J’aimerais terminer par deux histoires, qui peuvent être lues comme des commentaires sur ce que je viens de dire. La première met en scène un homme qui va voir un cordonnier italien pour faire ressemeler une paire de chaussures. Il précise qu’il lui faut absolument les chaussures le soir même et qu’il ne les laissera au cordonnier que si celui-ci peut les ressemeler. Le cordonnier jure qu’elles seront prêtes. En fin de journée, l’homme revient et apprend qu’elles ne sont pas prêtes ; exaspéré, il demande au cordonnier pourquoi il a juré qu’elles le seraient. Le cordonnier répond : « Vous dire qu’elles seraient prêtes, même si je savais qu’elles ne le seraient pas, vous a rendu heureux toute la journée. »

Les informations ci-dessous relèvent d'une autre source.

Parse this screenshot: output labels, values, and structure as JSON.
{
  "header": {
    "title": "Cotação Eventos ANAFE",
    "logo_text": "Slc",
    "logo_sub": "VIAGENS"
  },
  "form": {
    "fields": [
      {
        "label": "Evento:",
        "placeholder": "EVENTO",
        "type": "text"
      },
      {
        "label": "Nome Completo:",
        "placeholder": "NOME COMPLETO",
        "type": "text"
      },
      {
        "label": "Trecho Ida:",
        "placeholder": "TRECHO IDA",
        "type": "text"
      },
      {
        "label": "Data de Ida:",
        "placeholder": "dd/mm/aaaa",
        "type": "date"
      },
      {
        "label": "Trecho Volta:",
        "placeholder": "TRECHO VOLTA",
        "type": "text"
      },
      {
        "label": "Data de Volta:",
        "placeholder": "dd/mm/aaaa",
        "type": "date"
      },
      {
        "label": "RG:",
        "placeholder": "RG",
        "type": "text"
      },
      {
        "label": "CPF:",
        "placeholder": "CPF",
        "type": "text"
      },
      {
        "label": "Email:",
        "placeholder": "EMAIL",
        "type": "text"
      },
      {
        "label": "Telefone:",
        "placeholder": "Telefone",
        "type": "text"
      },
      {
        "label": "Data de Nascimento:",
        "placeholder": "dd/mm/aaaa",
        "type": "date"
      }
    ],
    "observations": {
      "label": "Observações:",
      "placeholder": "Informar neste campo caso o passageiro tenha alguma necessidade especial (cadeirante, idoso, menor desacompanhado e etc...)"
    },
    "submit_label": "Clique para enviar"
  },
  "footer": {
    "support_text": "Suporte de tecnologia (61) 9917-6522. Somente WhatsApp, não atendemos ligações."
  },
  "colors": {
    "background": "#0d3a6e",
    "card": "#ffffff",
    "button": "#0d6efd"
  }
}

La seconde est une plaisanterie à propos d’un Irlandais qui, tous les soirs, rentre ivre chez lui. Un prêtre conseille à sa femme de lui faire peur pour le guérir et, la nuit suivante, quand il arrive à la porte, sa femme apparaît couverte d’un drap, et elle lui crie : « Je suis le Diable, venu t’emmener en enfer ! » L’ivrogne observe cette apparition et, après quelques instants, lui dit, « Je suis content de te rencontrer… j’ai épousé ta sœur ! » Que cette plaisanterie touche à l’étrange affinité irlandaise pour l’hérésie qu’est le manichéisme est une autre histoire.